Can you be happy? Of course.

Can you be happy all the time? Not “all the time”; but certainly there is no reason to be unhappy for more than a very brief time. How brief? The time it takes for you to replace the contextual experience with a memory, or a new context.

What is meant by replacing with a new context? That’s easy. You are told to “take your mind off it.” Well, that can be hard. But what is easy is to take the unhappy and transmute it into a happy. And how is that done; who does that?

Actually, death is a great example of doing it. We ritualize death; which is to change the context of the loss of a love one. Forget the funeral thingy; that has minor, but important, relevance. The real ritual is the concersion.

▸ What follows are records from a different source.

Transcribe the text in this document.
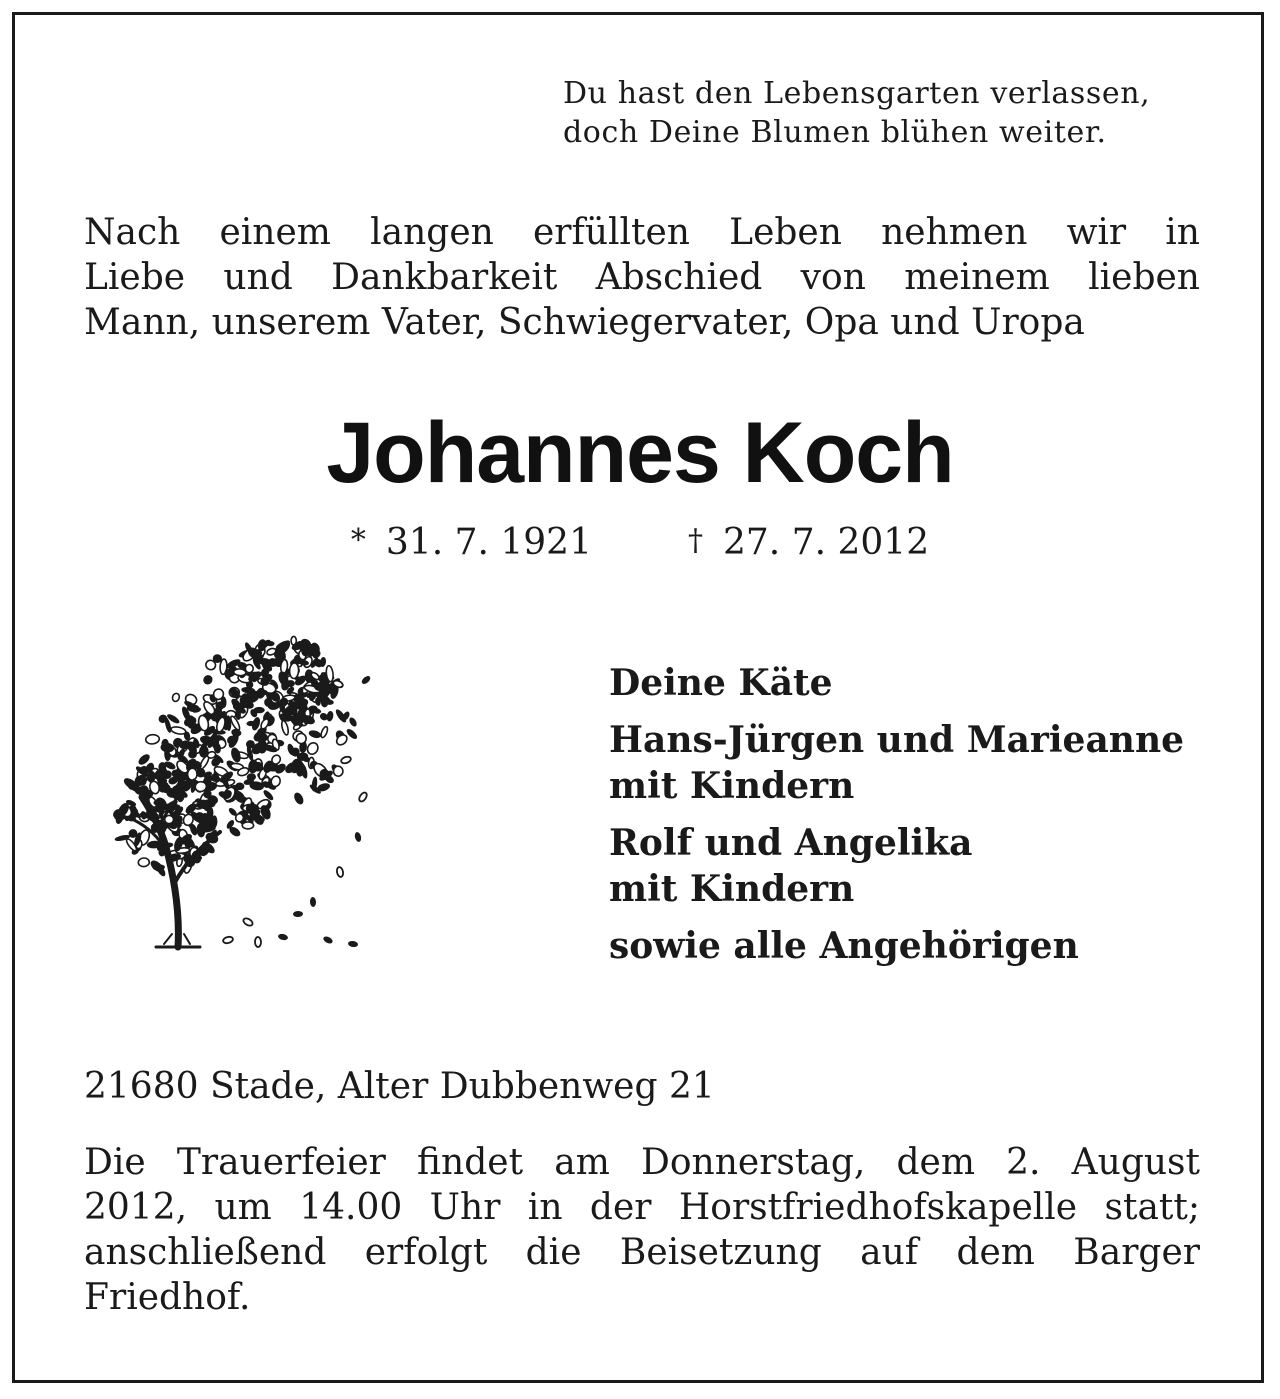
Du hast den Lebensgarten verlassen,
doch Deine Blumen blühen weiter.
Nach einem langen erfüllten Leben nehmen wir in
Liebe und Dankbarkeit Abschied von meinem lieben
Mann, unserem Vater, Schwiegervater, Opa und Uropa
Johannes Koch
* 31. 7. 1921	† 27. 7. 2012
Deine Käte
Hans-Jürgen und Marieanne
mit Kindern
Rolf und Angelika
mit Kindern
sowie alle Angehörigen
21680 Stade, Alter Dubbenweg 21
Die Trauerfeier findet am Donnerstag, dem 2. August
2012, um 14.00 Uhr in der Horstfriedhofskapelle statt;
anschließend erfolgt die Beisetzung auf dem Barger
Friedhof.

In Judaic tradition the mourners, the immediate family, come together and sit on wooden benches for seven days. They sit, and the talk. They remember. They tell stories of the departed; and those stories are generally the silliest most stupid things; those things which eventually have everyone crying, laughing, and learning about the person they believed they knew, and the people who are their family. It is called “Sitting Shiver.”

“Listen to your heart,” and tell it what it should hear. It should hear the happiness, it should see the joy, it should know the positive amidst the negative. “It is always darkest before the dawn.” You’ve heard that; and instinctively you know it is true. You know that it will keep getting darker until it begins getting lighter; and getting lighter is the sign the dawn is here.

Everything has a positive side. If not for “A”. Then “B” would not have come into being. My oldest, now a man of forty and finally getting married for the first time, when he was about ten and I was bemusing on an opportunity not taken before he was born, reminded me: “If you had, I wouldn’t be here.”

Because I selected not to take a path, a new path opened up. Because I took a path, some roads were closed to me; but would I have still had what I have? That is the instinctive; the element which makes this the “best of all possible worlds”; though, when Voltaire wrote those words he was intending them as a rebuke, they are, in fact, generally more true than false.

This is the best of all possible worlds. Our “back of mind” tells us what to do, and if we do it, we experience “the best of all possible worlds.” If we listen. But all too often we do not.

I chose to turn my back on wealth, in part because I have always followed the back of my mind. In so doing, I ended up married, widowed; companioned; married, and divorced. I received three women who produced six children. I live in an unfinished home; which, in its unfinished state, is still grander than most.

Of the children, to date, the oldest idiot earned an LLD, passed his Bar without half trying, and is employed in a menial position with one of the top law firms in the world; the next idiot proclaims she seeks “the one” while living with one she declares is “not the one” and earns more than the lawyer. Both are idiots, for as their lives have shown, they cut off the noses to spite their faces.

Then there is the Ivy League daughter. She is young, and learning. She smiles, and she cries; her heart is true, and her mind is open to what life brings. Where her older siblings closed their minds, and so cannot “Listen to their heart”, she is experienced the opening and closing; and it appears she has chosen the opening, the listening, the smiling and the joy.

“Listen to your heart.” It does not mean close your heart. It does not mean allowing anger to override logic. It means allowing the logic of life, the listening to ancient wisdom, allowing instinct to guide you. Instinct. Every creature has it. They know to follow family before strangers; to avoid traps which are known from earlier indications; to learn and to prosper based on where they want to be; to have a dream and to define that as their “heart.” The heart is happiness not anger.